Il y eut un silence accordé à la lenteur du jour de plus en plus rose.

— Comment est-ce qu’elle est, ta mère ?

— Pas mal. Un peu fatiguée. Elle a le rhume aujourd’hui.

— …

— …

— C’est-il vrai que le notaire va laisser la banque et qu’on va ouvrir un nouveau bureau avec un gérant de Trois-Rivières ?

— Pour le nouveau bureau, c’est pas mal certain. Pour le gérant, il n’y a rien de décidé. C’est pas sûr qu’il vienne de Trois-Rivières.

— C’est un morceau qu’est dessoudé, dit Bébé. Je vais te souder ça tout de suite.

Il prit sa lampe, donna quelques coups de piston et mit son fer à chauffer.

— … Tu serais assez vieux pour être gérant, Michel. Tu connais assez les affaires.

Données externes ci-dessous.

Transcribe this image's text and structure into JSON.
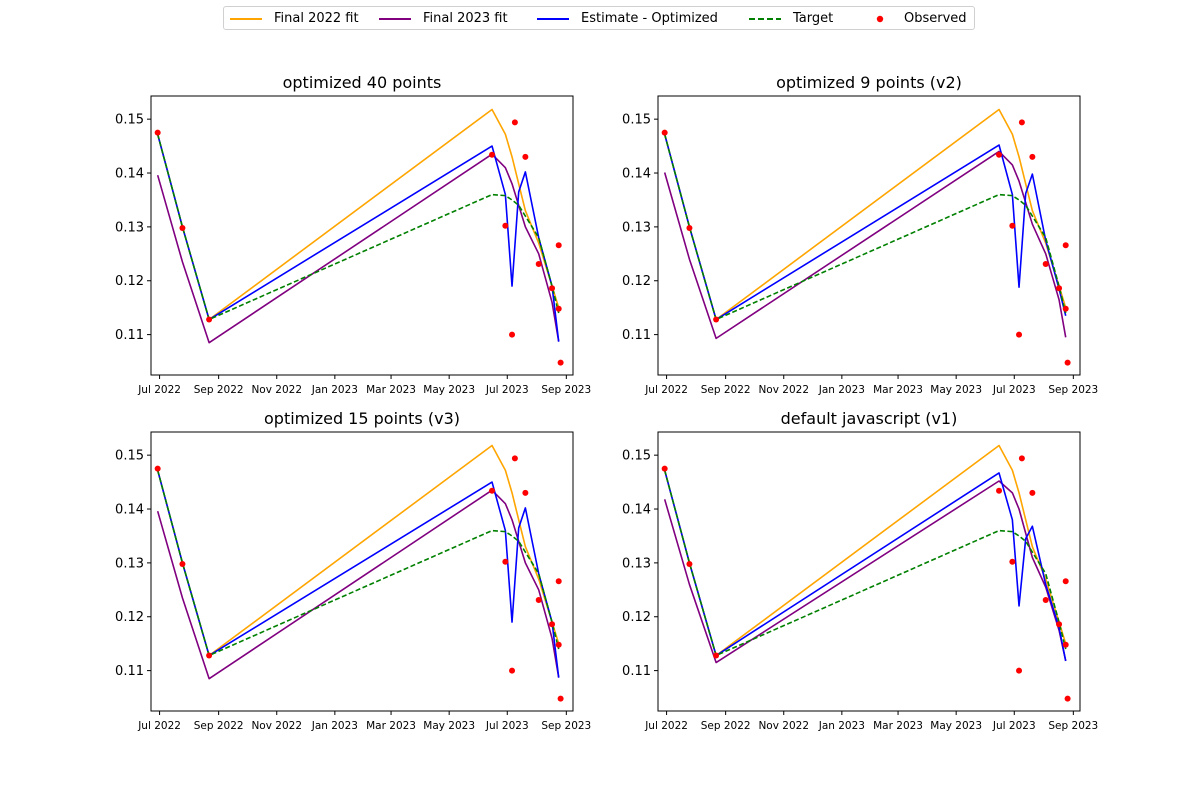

— Oui… Ça fait maintenant cinq ans.

— Oui… oui…

Après avoir mis le mordant, Bébé d’une main saisit la baguette de soudure, de l’autre le fer rouge. D’un geste précis il fit couler une goutte de plomb sur la brisure. Il attendit un moment, puis rassemblant les pièces, remonta l’appareil. Après quoi il vint s’asseoir sur le seuil aux côtés de Michel. La lumière n’était plus ; sa journée était finie.

— Une cigarette ?

— Tu sais bien, Michel, que je ne fume pas. Ça encrasse les poumons.

Il se tailla une chique modeste.

Tout doucement la nuit avait avalé le jour dont il ne restait que des lambeaux accrochés au faite des arbres. Michel eut subitement le sentiment vague que quelque chose s’était assis auprès d’eux, quelque chose de bizarre et d’anormal qui n’était peut-être que le silence et la paix tiède qui ouataient l’air et enveloppaient le village. Les rares passants glissaient sur un tapis de soie grise.

— C’est curieux la vie, Michel, c’est curieux… Il y a des choses de même.

— Comme quoi ?…

— Des choses de même…

Il s’interrompit, pour reprendre après une pause :

— … Le monde est drôle. Quand on pense qu’ils sont bons, on voit qu’ils sont pas bons. Puis quand on pense qu’ils sont pas bons, on trouve qu’ils sont bons.